6.  The Company does not intend to issue certificates representing the Shares. The Company will send in writing to each stockholder of the Company the information required by the Charter and the Bylaws and the information as contemplated by Section 2-210(c) of the Maryland General Corporation Law for any Shares to be issued, on request by a stockholder of the Company.
 
Based upon the foregoing, and subject to the assumptions, limitations and qualifications stated herein, it is our opinion that, upon issuance and delivery of the Shares as contemplated by the resolutions of the Board and upon payment therefor, the Shares will be duly authorized, validly issued, fully paid and non-assessable.

Please note that, prior to the issuance of the Shares, an authorized committee of the Board will adopt a resolution setting the actual number of Shares to be issued pursuant to Section 2-203 of the Maryland General Corporation Law.

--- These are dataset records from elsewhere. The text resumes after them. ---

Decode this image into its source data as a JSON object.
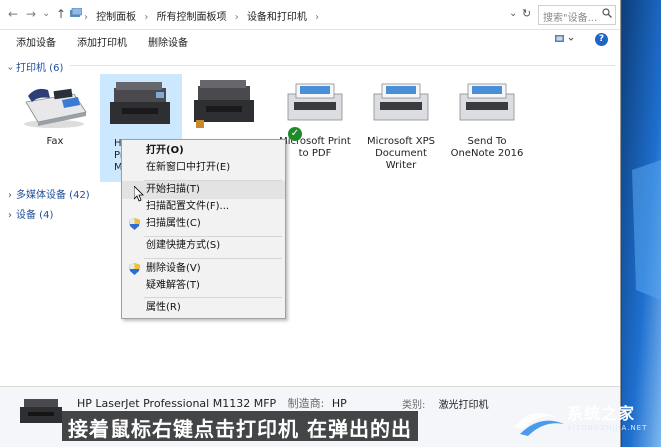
{
  "address": {
    "breadcrumbs": [
      "控制面板",
      "所有控制面板项",
      "设备和打印机"
    ],
    "search_placeholder": "搜索\"设备...",
    "back_glyph": "←",
    "forward_glyph": "→",
    "dropdown_glyph": "⌄",
    "up_glyph": "↑",
    "crumb_sep": "›",
    "refresh_glyph": "↻"
  },
  "toolbar": {
    "add_device": "添加设备",
    "add_printer": "添加打印机",
    "remove_device": "删除设备",
    "help": "?"
  },
  "groups": {
    "printers": "打印机 (6)",
    "multimedia": "多媒体设备 (42)",
    "devices": "设备 (4)"
  },
  "devices": [
    {
      "label": "Fax"
    },
    {
      "label": "HP\nPr\nM"
    },
    {
      "label": ""
    },
    {
      "label": "Microsoft Print\nto PDF"
    },
    {
      "label": "Microsoft XPS\nDocument\nWriter"
    },
    {
      "label": "Send To\nOneNote 2016"
    }
  ],
  "menu": {
    "open": "打开(O)",
    "open_new_window": "在新窗口中打开(E)",
    "start_scan": "开始扫描(T)",
    "scan_profiles": "扫描配置文件(F)...",
    "scan_properties": "扫描属性(C)",
    "create_shortcut": "创建快捷方式(S)",
    "remove_device": "删除设备(V)",
    "troubleshoot": "疑难解答(T)",
    "properties": "属性(R)"
  },
  "details": {
    "name": "HP LaserJet Professional M1132 MFP",
    "maker_label": "制造商:",
    "maker": "HP",
    "category_label": "类别:",
    "category": "激光打印机"
  },
  "subtitle": "接着鼠标右键点击打印机 在弹出的出",
  "watermark": {
    "name": "系统之家",
    "url": "XITONGZHIJIA.NET"
  },
  "colors": {
    "selection": "#cce8ff",
    "link_blue": "#1e4f9a",
    "check_green": "#1f8a2a",
    "desktop_blue": "#1b4f8a"
  }
}
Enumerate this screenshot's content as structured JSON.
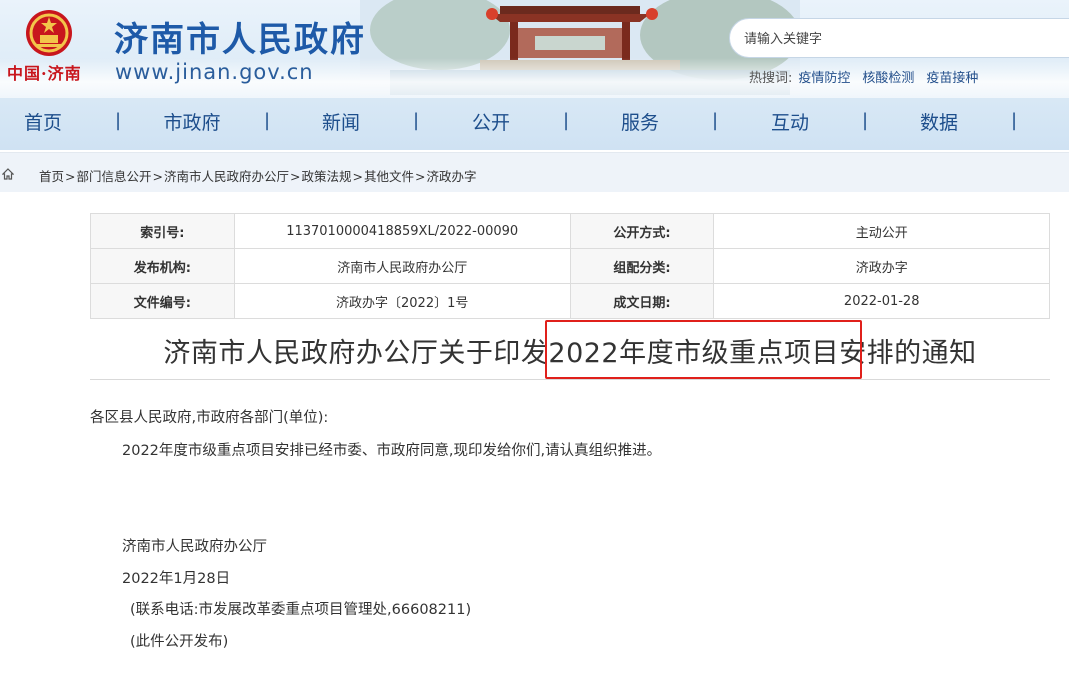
{
  "header": {
    "site_title": "济南市人民政府",
    "site_url": "www.jinan.gov.cn",
    "china_jinan": "中国·济南",
    "search": {
      "placeholder": "请输入关键字"
    },
    "hot_search": {
      "label": "热搜词:",
      "items": [
        "疫情防控",
        "核酸检测",
        "疫苗接种"
      ]
    }
  },
  "nav": {
    "items": [
      "首页",
      "市政府",
      "新闻",
      "公开",
      "服务",
      "互动",
      "数据"
    ],
    "separator": "|"
  },
  "breadcrumb": {
    "items": [
      "首页",
      "部门信息公开",
      "济南市人民政府办公厅",
      "政策法规",
      "其他文件",
      "济政办字"
    ],
    "separator": ">"
  },
  "meta": {
    "index_no_label": "索引号:",
    "index_no": "113701000041885 9XL/2022-00090",
    "disclosure_label": "公开方式:",
    "disclosure": "主动公开",
    "publisher_label": "发布机构:",
    "publisher": "济南市人民政府办公厅",
    "category_label": "组配分类:",
    "category": "济政办字",
    "doc_no_label": "文件编号:",
    "doc_no": "济政办字〔2022〕1号",
    "date_label": "成文日期:",
    "date": "2022-01-28"
  },
  "document": {
    "title": "济南市人民政府办公厅关于印发2022年度市级重点项目安排的通知",
    "salutation": "各区县人民政府,市政府各部门(单位):",
    "paragraph": "2022年度市级重点项目安排已经市委、市政府同意,现印发给你们,请认真组织推进。",
    "signer": "济南市人民政府办公厅",
    "sign_date": "2022年1月28日",
    "contact": "(联系电话:市发展改革委重点项目管理处,66608211)",
    "publish_note": "(此件公开发布)"
  },
  "colors": {
    "brand_blue": "#1e5aa8",
    "highlight_red": "#e0201b",
    "emblem_red": "#c8161d"
  }
}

RiverNorth Opportunities Fund, Inc.
December __, 2015
Page 3 
 
The foregoing opinion is limited to the substantive laws of the State of Maryland and we do not express any opinion herein concerning any other law. We express no opinion as to compliance with the securities (or “blue sky”) laws of the State of Maryland. The opinion expressed herein is subject to the effect of judicial decisions which may permit the introduction of parol evidence to modify the terms or the interpretation of agreements.

We assume no obligation to supplement this opinion if any applicable law changes after the date hereof or if we become aware of any fact that might change the opinion expressed herein after the date hereof. This opinion is limited to the matters set forth herein, and no other opinion should be inferred beyond the matters expressly stated.

This opinion is being furnished to you for submission to the Commission as an exhibit to the Registration Statement.
 
We hereby consent to the filing of this opinion with the Commission as an exhibit to the Registration Statement and to the use of the name of our firm therein. In giving this consent, we do not admit that we are within the category of persons whose consent is required by Section 7 of the Securities Act or the rules and regulations of the Commission thereunder.